A lei tem como base o PL 1.640/2022, que tem entre os autores o atual ministro da Saúde, Alexandre Padilha. “Em 2019, construímos um projeto de lei que foi fruto do diálogo com várias mulheres. Estou muito emocionado porque essa política define o que as maternidades precisam ter para cuidar daquelas mães e pais que perdem os filhos antes ou após o parto”, disse, em nota.
Segundo o Ministério da Saúde, até então, apenas três unidades da rede pública ofereciam suporte aos pais que perderam os filhos: o Hospital Materno Infantil de Brasília (HMIB), o Hospital Materno de Ribeirão Preto, em São Paulo, e a Maternidade de Alta Complexidade do Maranhão.

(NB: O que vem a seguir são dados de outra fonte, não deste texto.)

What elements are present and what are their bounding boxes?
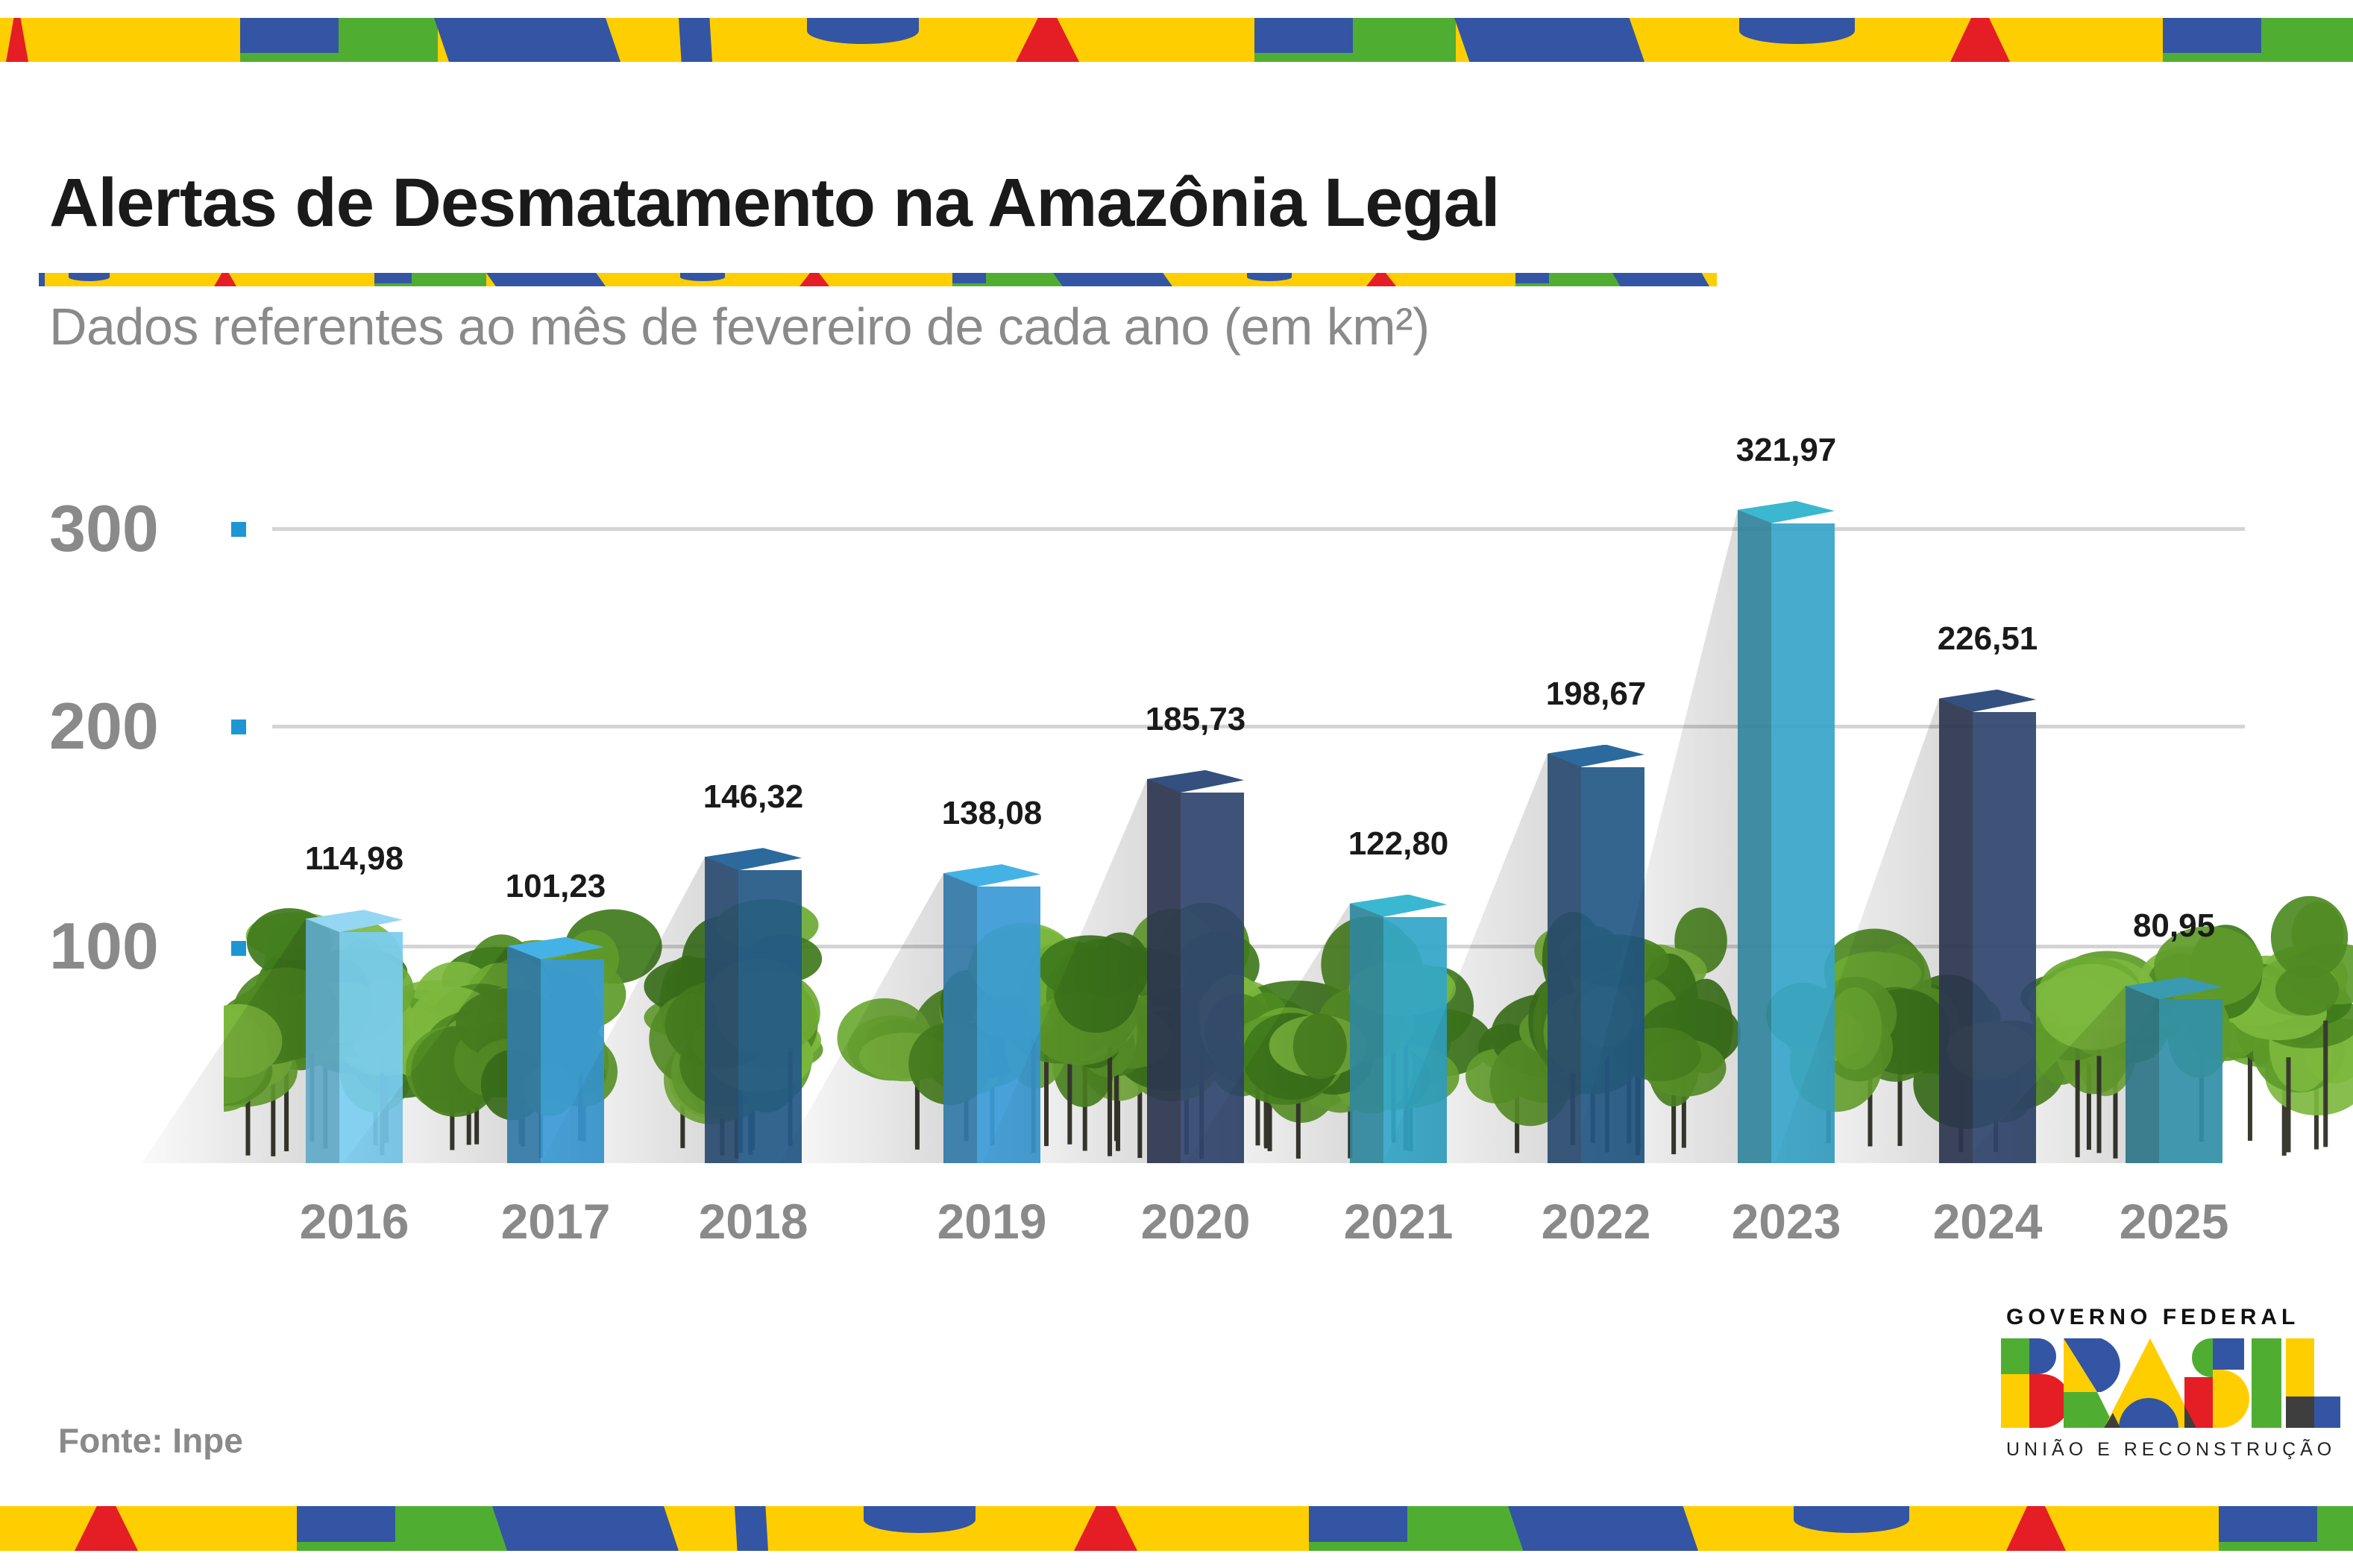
stripe-shape (39, 273, 45, 286)
bar-side-face (1738, 509, 1771, 1163)
stripe-shape (2163, 18, 2261, 54)
stripe-shape (1950, 18, 2010, 62)
bar-front-face (541, 959, 604, 1163)
stripe-shape (807, 18, 919, 45)
value-label-2023: 321,97 (1735, 431, 1837, 468)
stripe-shape (679, 18, 712, 62)
x-label-2020: 2020 (1140, 1194, 1251, 1249)
bar-front-face (1383, 916, 1447, 1163)
value-label-2021: 122,80 (1348, 825, 1449, 862)
bar-side-face (2126, 986, 2159, 1163)
y-tick-100: 100 (49, 909, 159, 983)
y-tick-200: 200 (49, 689, 159, 763)
y-tick-marker-icon (231, 941, 246, 956)
bar-side-face (1939, 698, 1973, 1163)
x-label-2018: 2018 (698, 1194, 808, 1249)
stripe-shape (1454, 18, 1644, 62)
value-label-2022: 198,67 (1545, 675, 1647, 712)
value-label-2025: 80,95 (2132, 907, 2216, 945)
stripe-shape (735, 1506, 768, 1551)
stripe-shape (1247, 273, 1292, 281)
stripe-shape (1366, 273, 1396, 286)
stripe-shape (240, 18, 339, 54)
stripe-shape (75, 1506, 138, 1551)
stripe-shape (492, 1506, 679, 1551)
x-label-2019: 2019 (937, 1194, 1047, 1249)
top-decorative-stripe (0, 18, 2353, 62)
bar-front-face (1181, 792, 1244, 1163)
source-note: Fonte: Inpe (58, 1421, 243, 1460)
stripe-shape (1515, 273, 1549, 284)
x-label-2024: 2024 (1932, 1194, 2043, 1249)
bar-side-face (1350, 903, 1383, 1163)
bar-side-face (1548, 753, 1581, 1163)
tree-background-illustration (224, 895, 2353, 1159)
stripe-shape (1794, 1506, 1909, 1533)
stripe-shape (486, 273, 606, 286)
bar-side-face (943, 873, 977, 1163)
x-label-2016: 2016 (299, 1194, 409, 1249)
chart-title: Alertas de Desmatamento na Amazônia Lega… (49, 165, 1500, 241)
value-label-2019: 138,08 (941, 795, 1043, 832)
stripe-shape (1074, 1506, 1137, 1551)
bar-side-face (1147, 778, 1181, 1163)
bar-front-face (1581, 766, 1644, 1163)
chart-subtitle: Dados referentes ao mês de fevereiro de … (49, 297, 1430, 356)
brasil-wordmark-icon (2001, 1338, 2340, 1428)
bar-side-face (507, 945, 541, 1163)
stripe-shape (680, 273, 725, 281)
y-tick-300: 300 (49, 491, 159, 565)
stripe-shape (374, 273, 412, 284)
x-label-2022: 2022 (1541, 1194, 1651, 1249)
stripe-shape (799, 273, 829, 286)
x-label-2021: 2021 (1343, 1194, 1454, 1249)
bottom-decorative-stripe (0, 1506, 2353, 1551)
bar-front-face (738, 870, 802, 1163)
value-label-2018: 146,32 (703, 778, 804, 816)
bar-front-face (2159, 999, 2222, 1163)
bar-side-face (306, 919, 339, 1163)
stripe-shape (1739, 18, 1855, 45)
stripe-shape (2006, 1506, 2066, 1551)
stripe-shape (1053, 273, 1172, 286)
stripe-shape (1254, 18, 1353, 54)
bar-front-face (1973, 711, 2036, 1163)
stripe-shape (2219, 1506, 2317, 1542)
governo-federal-logo: GOVERNO FEDERAL UNIÃO E RECONSTRUÇÃO (1969, 1297, 2342, 1469)
stripe-shape (1508, 1506, 1698, 1551)
stripe-shape (1309, 1506, 1407, 1542)
stripe-shape (214, 273, 236, 286)
logo-top-text: GOVERNO FEDERAL (2006, 1305, 2300, 1329)
stripe-shape (6, 18, 28, 62)
y-tick-marker-icon (231, 720, 246, 734)
gridline-300 (272, 527, 2245, 531)
stripe-shape (864, 1506, 976, 1533)
logo-bottom-text: UNIÃO E RECONSTRUÇÃO (2006, 1439, 2337, 1460)
gridline-200 (272, 725, 2245, 728)
bar-front-face (977, 887, 1040, 1163)
stripe-shape (69, 273, 110, 281)
bar-side-face (705, 857, 738, 1163)
y-tick-marker-icon (231, 522, 246, 537)
value-label-2020: 185,73 (1145, 700, 1246, 737)
x-label-2017: 2017 (500, 1194, 611, 1249)
x-label-2025: 2025 (2119, 1194, 2229, 1249)
stripe-shape (297, 1506, 395, 1542)
value-label-2017: 101,23 (505, 867, 606, 904)
title-underline-stripe (39, 273, 1717, 286)
value-label-2024: 226,51 (1937, 620, 2038, 657)
x-label-2023: 2023 (1731, 1194, 1841, 1249)
bar-front-face (339, 932, 403, 1163)
bar-front-face (1771, 523, 1835, 1163)
value-label-2016: 114,98 (304, 840, 404, 878)
stripe-shape (952, 273, 986, 284)
stripe-shape (1016, 18, 1079, 62)
stripe-shape (1612, 273, 1709, 286)
gridline-100 (272, 945, 2245, 948)
stripe-shape (434, 18, 621, 62)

“O momento da despedida é muito importante no processo de luto. Às vezes, a mãe não consegue ver o bebê logo após o parto, mas, passado o choque inicial, ela quer ter esse momento. E nem sempre temos um espaço adequado para isso”, explica a médica psiquiatra Maria Marta Freire, responsável pelo ambulatório de luto parental do HMIB, que funciona desde 2013 e realiza, em média, 50 atendimentos por mês.
Registro de natimortos
O texto faz ainda alteração na Lei de Registros Públicos e passa a permitir o registro oficial de natimortos com o nome escolhido durante a gestação. Antes, a certidão continha apenas sexo, data e local de nascimento e filiação.

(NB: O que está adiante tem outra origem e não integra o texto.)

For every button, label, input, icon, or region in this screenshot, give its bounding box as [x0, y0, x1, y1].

De acordo com o ministério, o Brasil registrou 172.257 óbitos fetais entre 2020 e 2023. O balanço preliminar de 2024, com base no Sistema de Informações sobre Mortalidade (SIM), aponta 22.919 óbitos fetais e 19.997 óbitos neonatais – com 28 dias ou menos de vida –.
O que muda com a lei do luto materno e parental?
O objetivo da nova lei é oferecer assistência especializada para pais enlutados. Assim, ela prevê:
- Oferta de apoio psicológico especializado
- Exames para investigar a causa do óbito
- Acompanhamento de gestações futuras
- Espaços reservados às pessoas em luto
- Criação de protocolos clínicos e treinamento de equipes para acolhimento adequado
“Nós sabemos que o luto materno e parental é uma dor silenciosa, mas que grita no coração das famílias. O Ministério da Saúde está do lado dessas pessoas para acolher, respeitar e humanizar essa perda”, disse Padilha.
O que não dizer após uma família perder um bebê?
Muitas pessoas não compreendem que a perda gestacional tem o mesmo peso da morte de um filho em qualquer idade. O vínculo entre os pais e os bebês é criado ainda durante a gravidez com o hábito de conversar com o feto ou cantar para ele, além de fazer carinho na barriga e realizar os preparativos para o quartinho da criança e o nascimento.
“O luto perinatal é uma experiência única e profundamente pessoal. Para algumas pessoas, o processo pode durar semanas, para outras, meses ou até mais tempo. Não há um prazo certo ou errado para lidar com essa perda, já que cada um tem seu próprio ritmo para processar a dor e as mudanças que ela traz”, diz psicóloga perinatal Rafaela Schiavo, fundadora do Instituto MaterOnline.
É fundamental ter empatia e não magoar as famílias com frases que minimizam a perda. “Frases como ‘foi melhor assim’ ou ‘Deus quis dessa forma’ podem parecer inofensivas, mas invalidam os sentimentos de quem está enfrentando a perda. É importante oferecer escuta atenta, sem julgamentos, e respeitar o momento de luto.” Também não é indicado lembrar que a pessoa pode ter outros filhos, pois nenhuma criança substitui outra que morreu.
Essa é uma dor que nunca será esquecida, mas, com acolhimento das pessoas próximas e políticas públicas de acolhimento, é possível mitigar o sofrimento e ressignificá-lo.